Hi zaks.anna, jordan_rose, krememek, danielmarjamaki,
Hi,
We would like to ask for your comments and opinion (RFC) a patch
that introduces a unique hash identifier for defects reported by Clang Static
Analyzer. This unique identifier is generated for every report into the PLIST
file output of Clang SA in the form:
“<key>bug_id_1</key><string>MD5_HASH</string>”.
We work on a report database & viewer for Clang SA, which we also presented on
the EuroLLVM 2015 conf in London.
http://llvm.org/devmtg/2015-04/slides/Clang_static_analysis_toolset_final.pdf
Unique hash identifiers are useful to implement the following use-cases:
1) list new defects compared to a baseline. This is called “differential
view”.
2) Being able to permanently suppress false positive reports.
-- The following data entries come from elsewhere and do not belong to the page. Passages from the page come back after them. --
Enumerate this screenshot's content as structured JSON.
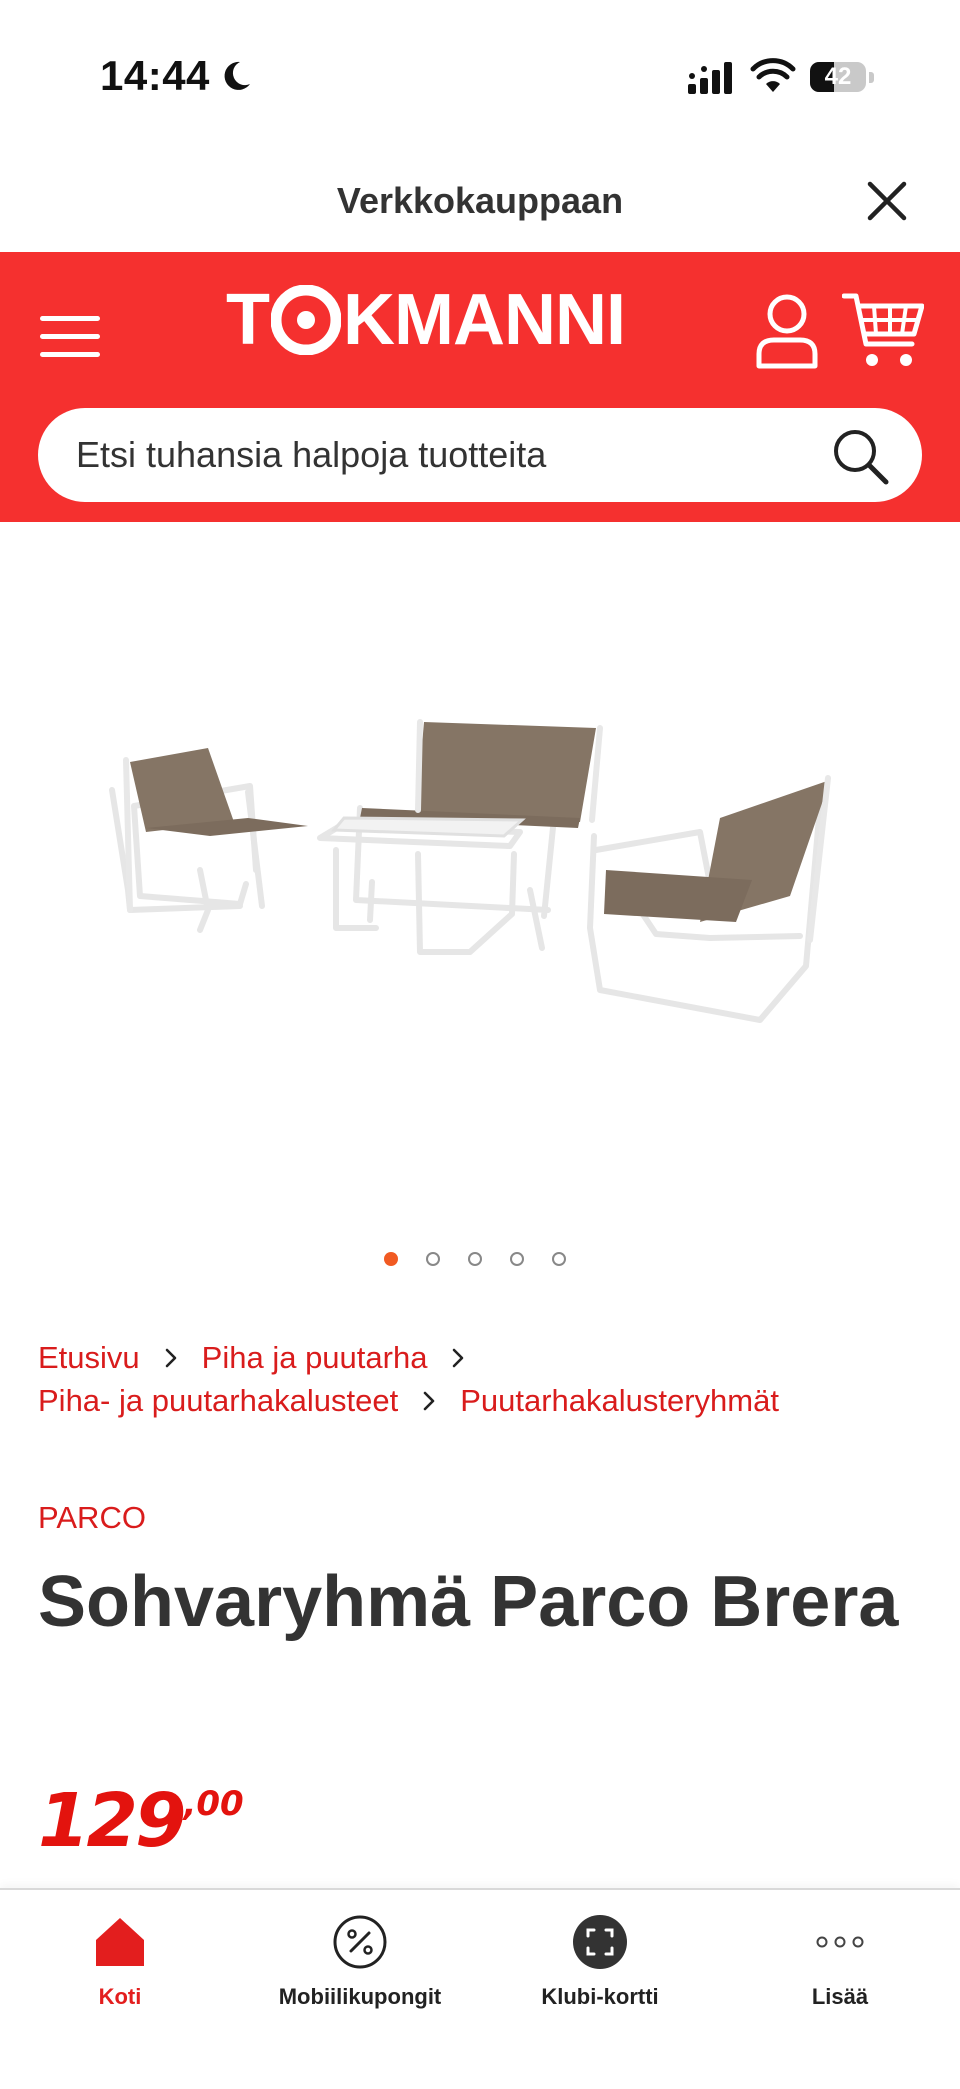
{
  "status_bar": {
    "time": "14:44",
    "battery": "42",
    "battery_level": 0.42
  },
  "sheet": {
    "title": "Verkkokauppaan"
  },
  "header": {
    "logo_text_before": "T",
    "logo_text_after": "KMANNI",
    "brand_color": "#f5302f",
    "search": {
      "placeholder": "Etsi tuhansia halpoja tuotteita"
    }
  },
  "carousel": {
    "total": 5,
    "active_index": 1,
    "active_color": "#f15a22"
  },
  "breadcrumb": {
    "items": [
      "Etusivu",
      "Piha ja puutarha",
      "Piha- ja puutarhakalusteet",
      "Puutarhakalusteryhmät"
    ]
  },
  "product": {
    "brand": "PARCO",
    "title": "Sohvaryhmä Parco Brera",
    "price_integer": "129",
    "price_decimal": ",00",
    "price_color": "#e3130e"
  },
  "bottom_nav": {
    "items": [
      {
        "label": "Koti",
        "icon": "home-icon",
        "active": true
      },
      {
        "label": "Mobiilikupongit",
        "icon": "coupon-icon",
        "active": false
      },
      {
        "label": "Klubi-kortti",
        "icon": "club-card-icon",
        "active": false
      },
      {
        "label": "Lisää",
        "icon": "more-icon",
        "active": false
      }
    ]
  }
}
Design goals for the bug identifier:
a) The identifier must be unique. So there must not exist two different
defects identified by the same ID.
b) The identifier must not change if there are changes in the code not
affecting the reported fault. Such changes are: inserting empty lines, or
adding unrelated code before or after the position of the report. Therefore
line number cannot be included in the identifier.
We propose to use a hash function to generate the unique identifier.
Since line number cannot be used we must utilize semantic information as the
source of this hash.
The suggested patch generates an MD5 hash based on the following information:
1. File name
• So a bug in a copy pasted function with the same signature has
a different id.
2. Content of the line where the bug is
• So if anything changes in the close environment of the bug, it
changes the ID. We think that it is likely that the changes in the same line
will semantically affect the bug.
3. Position (column) within the line
• To be able to differentiate between bugs within the same line
reported by the same checker
4. Unique name of the checker
• So that we are able to differentiate between reported faults
for the same position, but generated by different checkers
5. Signature of the enclosing functiondecl, type declaration or namespace
• Due to overloaded functions and copy pasted implementations, it
is likely that the same fault is found in two different overloaded functions.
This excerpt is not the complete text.